Significantly, the investigation revealed two major findings: first, the momentum profile within the fluid was predominantly influenced by the presence of mono-nanoparticles when compared to hybrid and ternary counterparts. This suggests distinct interactions at the micro-level within the fluid structure. Conversely, when analyzing thermal distribution, contrary effects were observed, indicating the potential for these ternary fluids to offer improved heat dissipation capabilities.
Further quantitative results revealed the skin friction coefficient had increased by 74% due to the application of the magnetic field—a notable factor when considering flow resistance. Beyond conventional parameters, the heat flux coefficient heightened by up to 5% when quadratic thermal radiation was applied, emphasizing how radiation interacts differently with the fluid dynamics of ternary nanocomposites.

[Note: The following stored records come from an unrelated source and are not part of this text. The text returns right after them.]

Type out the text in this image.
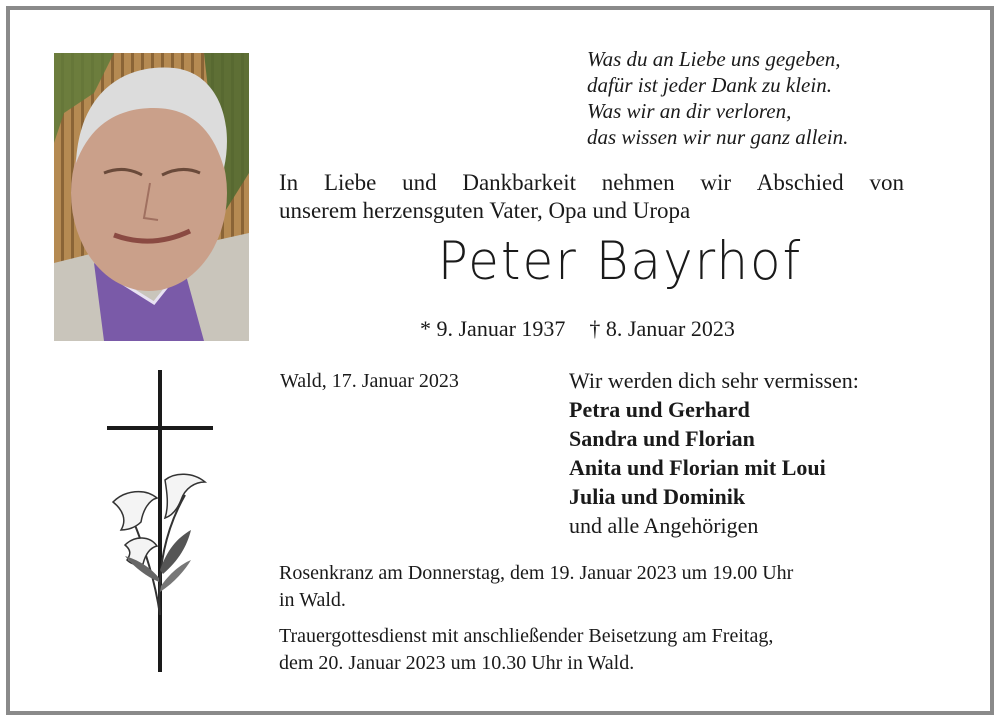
Was du an Liebe uns gegeben,
dafür ist jeder Dank zu klein.
Was wir an dir verloren,
das wissen wir nur ganz allein.
In Liebe und Dankbarkeit nehmen wir Abschied von
unserem herzensguten Vater, Opa und Uropa
Peter Bayrhof
* 9. Januar 1937 † 8. Januar 2023
Wald, 17. Januar 2023	Wir werden dich sehr vermissen:
Petra und Gerhard
Sandra und Florian
Anita und Florian mit Loui
Julia und Dominik
und alle Angehörigen
Rosenkranz am Donnerstag, dem 19. Januar 2023 um 19.00 Uhr
in Wald.
Trauergottesdienst mit anschließender Beisetzung am Freitag,
dem 20. Januar 2023 um 10.30 Uhr in Wald.
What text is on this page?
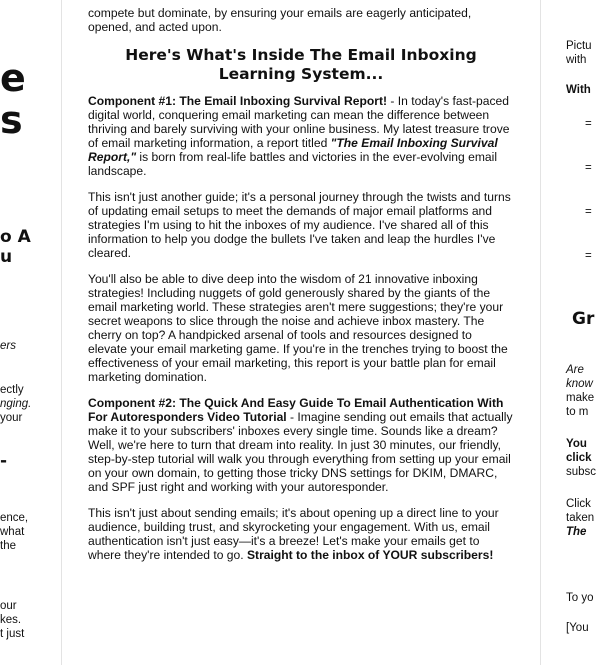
e
s
o A
u
ers
ectly
nging.
your
-
ence,
what
the
our
kes.
t just

compete but dominate, by ensuring your emails are eagerly anticipated, opened, and acted upon.

Here's What's Inside The Email Inboxing Learning System...

Component #1: The Email Inboxing Survival Report! - In today's fast-paced digital world, conquering email marketing can mean the difference between thriving and barely surviving with your online business. My latest treasure trove of email marketing information, a report titled "The Email Inboxing Survival Report," is born from real-life battles and victories in the ever-evolving email landscape.

This isn't just another guide; it's a personal journey through the twists and turns of updating email setups to meet the demands of major email platforms and strategies I'm using to hit the inboxes of my audience. I've shared all of this information to help you dodge the bullets I've taken and leap the hurdles I've cleared.

You'll also be able to dive deep into the wisdom of 21 innovative inboxing strategies! Including nuggets of gold generously shared by the giants of the email marketing world. These strategies aren't mere suggestions; they're your secret weapons to slice through the noise and achieve inbox mastery. The cherry on top? A handpicked arsenal of tools and resources designed to elevate your email marketing game. If you're in the trenches trying to boost the effectiveness of your email marketing, this report is your battle plan for email marketing domination.

Component #2: The Quick And Easy Guide To Email Authentication With For Autoresponders Video Tutorial - Imagine sending out emails that actually make it to your subscribers' inboxes every single time. Sounds like a dream? Well, we're here to turn that dream into reality. In just 30 minutes, our friendly, step-by-step tutorial will walk you through everything from setting up your email on your own domain, to getting those tricky DNS settings for DKIM, DMARC, and SPF just right and working with your autoresponder.

This isn't just about sending emails; it's about opening up a direct line to your audience, building trust, and skyrocketing your engagement. With us, email authentication isn't just easy—it's a breeze! Let's make your emails get to where they're intended to go. Straight to the inbox of YOUR subscribers!

Pictu
with
With
=
=
=
=
Gr
Are
know
make
to m
You
click
subsc
Click
taken
The
To yo
[You
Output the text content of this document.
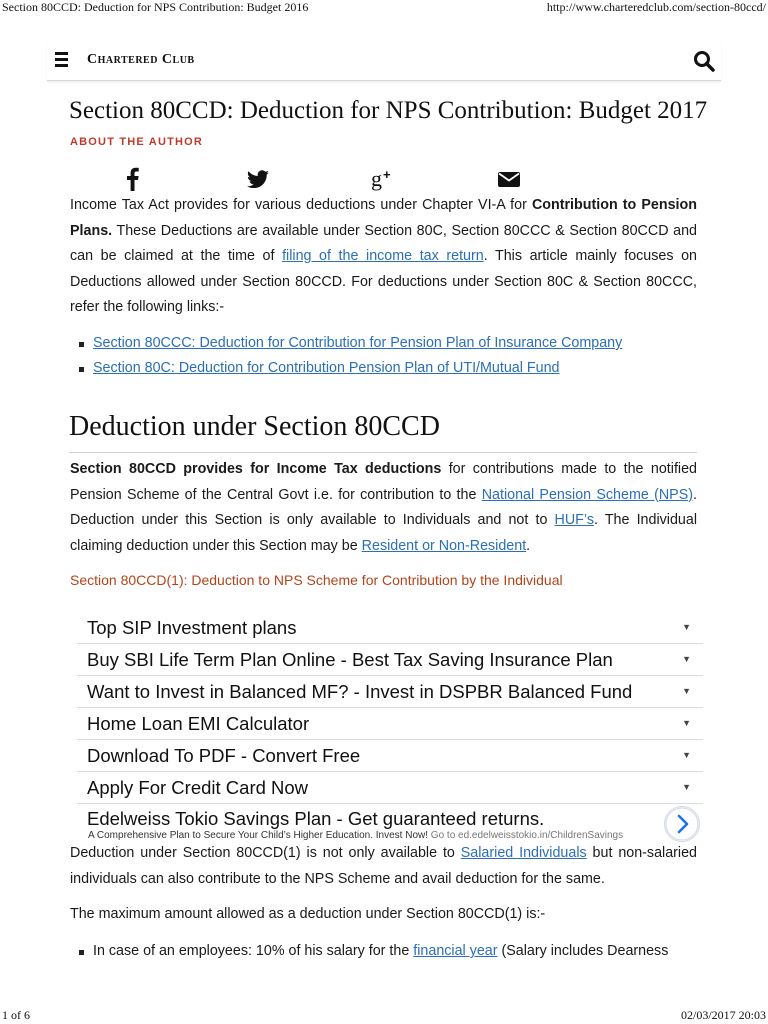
Section 80CCD: Deduction for NPS Contribution: Budget 2016	http://www.charteredclub.com/section-80ccd/
Chartered Club
Section 80CCD: Deduction for NPS Contribution: Budget 2017
ABOUT THE AUTHOR
g +

Income Tax Act provides for various deductions under Chapter VI-A for Contribution to Pension Plans. These Deductions are available under Section 80C, Section 80CCC & Section 80CCD and can be claimed at the time of filing of the income tax return. This article mainly focuses on Deductions allowed under Section 80CCD. For deductions under Section 80C & Section 80CCC, refer the following links:-

Section 80CCC: Deduction for Contribution for Pension Plan of Insurance Company
Section 80C: Deduction for Contribution Pension Plan of UTI/Mutual Fund
Deduction under Section 80CCD

Section 80CCD provides for Income Tax deductions for contributions made to the notified Pension Scheme of the Central Govt i.e. for contribution to the National Pension Scheme (NPS). Deduction under this Section is only available to Individuals and not to HUF’s. The Individual claiming deduction under this Section may be Resident or Non-Resident.

Section 80CCD(1): Deduction to NPS Scheme for Contribution by the Individual
Top SIP Investment plans	▼
Buy SBI Life Term Plan Online - Best Tax Saving Insurance Plan	▼
Want to Invest in Balanced MF? - Invest in DSPBR Balanced Fund	▼
Home Loan EMI Calculator	▼
Download To PDF - Convert Free	▼
Apply For Credit Card Now	▼
Edelweiss Tokio Savings Plan - Get guaranteed returns.
A Comprehensive Plan to Secure Your Child’s Higher Education. Invest Now! Go to ed.edelweisstokio.in/ChildrenSavings

Deduction under Section 80CCD(1) is not only available to Salaried Individuals but non-salaried individuals can also contribute to the NPS Scheme and avail deduction for the same.

The maximum amount allowed as a deduction under Section 80CCD(1) is:-

In case of an employees: 10% of his salary for the financial year (Salary includes Dearness
1 of 6	02/03/2017 20:03
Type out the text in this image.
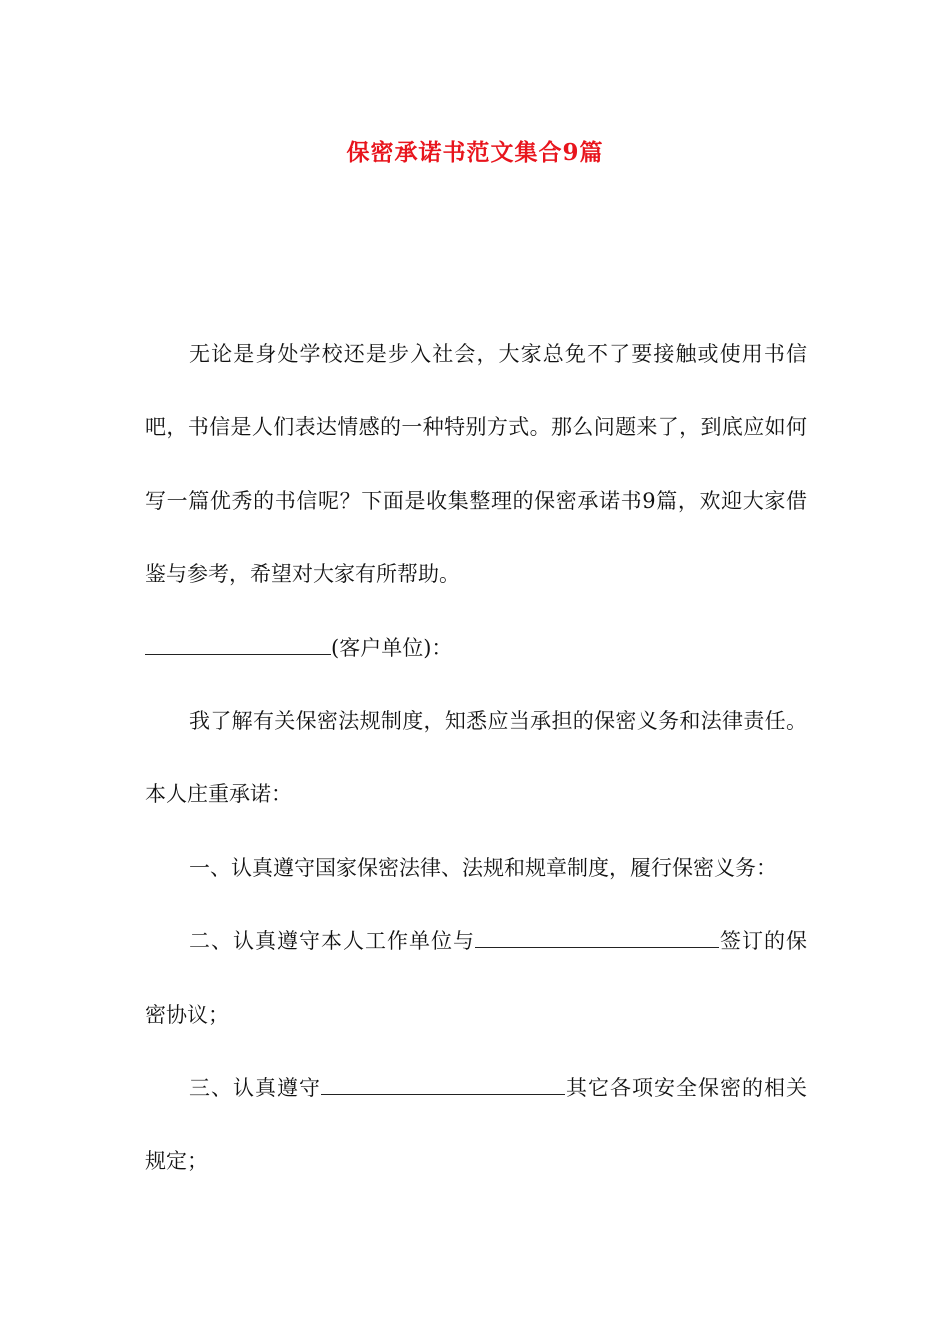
保密承诺书范文集合9篇

无论是身处学校还是步入社会，大家总免不了要接触或使用书信吧，书信是人们表达情感的一种特别方式。那么问题来了，到底应如何写一篇优秀的书信呢？下面是收集整理的保密承诺书9篇，欢迎大家借鉴与参考，希望对大家有所帮助。

(客户单位)：

我了解有关保密法规制度，知悉应当承担的保密义务和法律责任。本人庄重承诺：

一、认真遵守国家保密法律、法规和规章制度，履行保密义务：

二、认真遵守本人工作单位与	签订的保密协议；

三、认真遵守	其它各项安全保密的相关规定；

Artificial Intelligence (AI) simulations employed during this study leveraged the Levenberg-Marquardt algorithm to assess how various parameters interacted, providing predictive insights on fluid behaviors under diverse conditions. The outcomes generated from the ANN models suggest significant advancements can be achieved through employing ternary nanofluids over traditional systems.
This research opens avenues for enhanced applications, particularly within sectors requiring efficient thermal management like electronic cooling systems, biomedical technologies, and renewable energy initiatives. By presenting novel approaches to thermal engineering, this study not only provides clarity on existing theories but also sets the stage for future exploration and application of advanced nanotechnology.
These findings suggest strong industrial relevance and underline the potential for transformative applications across thermal engineering disciplines. Future research could explore other forms and configurations of nanoparticles, broadening the base of knowledge and encouraging new developments within this fascinating field.